Qual é o problema deste homem? Porque é que ele não aposta? Porque é que ele não corre o risco? Porque ele tem medo, e porque ele sabe que o seu senhor é um homem severo, que ele não entende, na sua lógica, no seu modo de atuar. Esta compreensão que ele tem do senhor trava, bloqueia, amarra a sua vida. Podendo fazer do seu talento outros talentos, outras coisas, ele acaba por enterrar, antecipadamente, o seu talento, atirar a toalha ao chão, dizer “não jogo, não quero, prefiro não fazer, prefiro não ser”.
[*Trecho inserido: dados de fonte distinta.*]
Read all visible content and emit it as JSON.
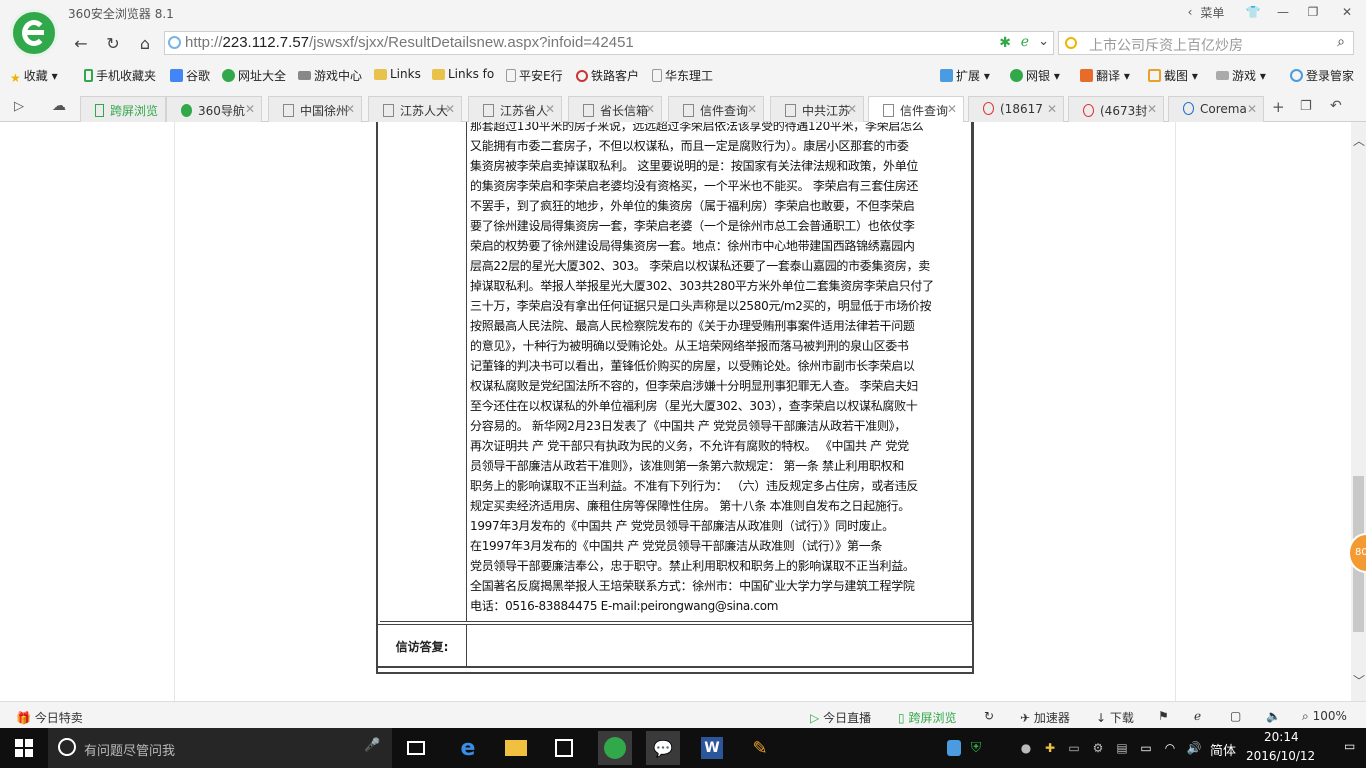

O que é que acontece no Batismo de Jesus? De certa forma, é a antiatitude deste homem da parábola dos talentos. É interessante Jesus ser batizado por João Batista. Jesus desce lá de Nazaré, que fica um pouco mais a norte, e vem para esta zona do deserto, perto de Jerusalém, mas onde se constrói, de certa forma, uma religião alternativa, reformista em relação a Jerusalém. João Batista é um pregador. Está no deserto, é alguém que quer renovar Israel, reconduzindo a um espírito original. O que é interessante é que Jesus vem para, de certa forma, se ligar a este movimento.

O que é que nós percebemos deste jovem chamado Jesus? Que Ele tem inquietação no seu coração, que Ele tem desejo de mais, que Ele quer outra coisa da vida, que Ele não se satisfaz. Nesta ligação de Jesus ao reformismo de João Batista nós percebemos um coração tão parecido com o nosso, na sua intranquilidade, no seu “ainda não basta, não é só isto, tem de haver outra coisa”. As perguntas que habitam o nosso coração são as perguntas que habitam o coração de Jesus.

Ele vem, como vêm tantos que o Evangelho descreve, para ouvir a pregação de João Batista e fazer-se batizar por ele. Mas quando Ele sobe da água, os céus abrem-se e Ele escuta uma voz. Quer dizer, Jesus tem a compreensão de si mesmo, do que Ele é. Porque, nas grandes batalhas da nossa vida, as verdadeiras são aquelas que nos dão a compreensão do que nós somos. Não é uma ideologia, não é lutar por uma coisa fora de nós, mas é uma coisa total, integrada. O que é que eu sou no meio disto tudo? O que faço aqui? Porque é que eu estou aqui? Para onde é que eu caminho? O que é que me move verdadeiramente?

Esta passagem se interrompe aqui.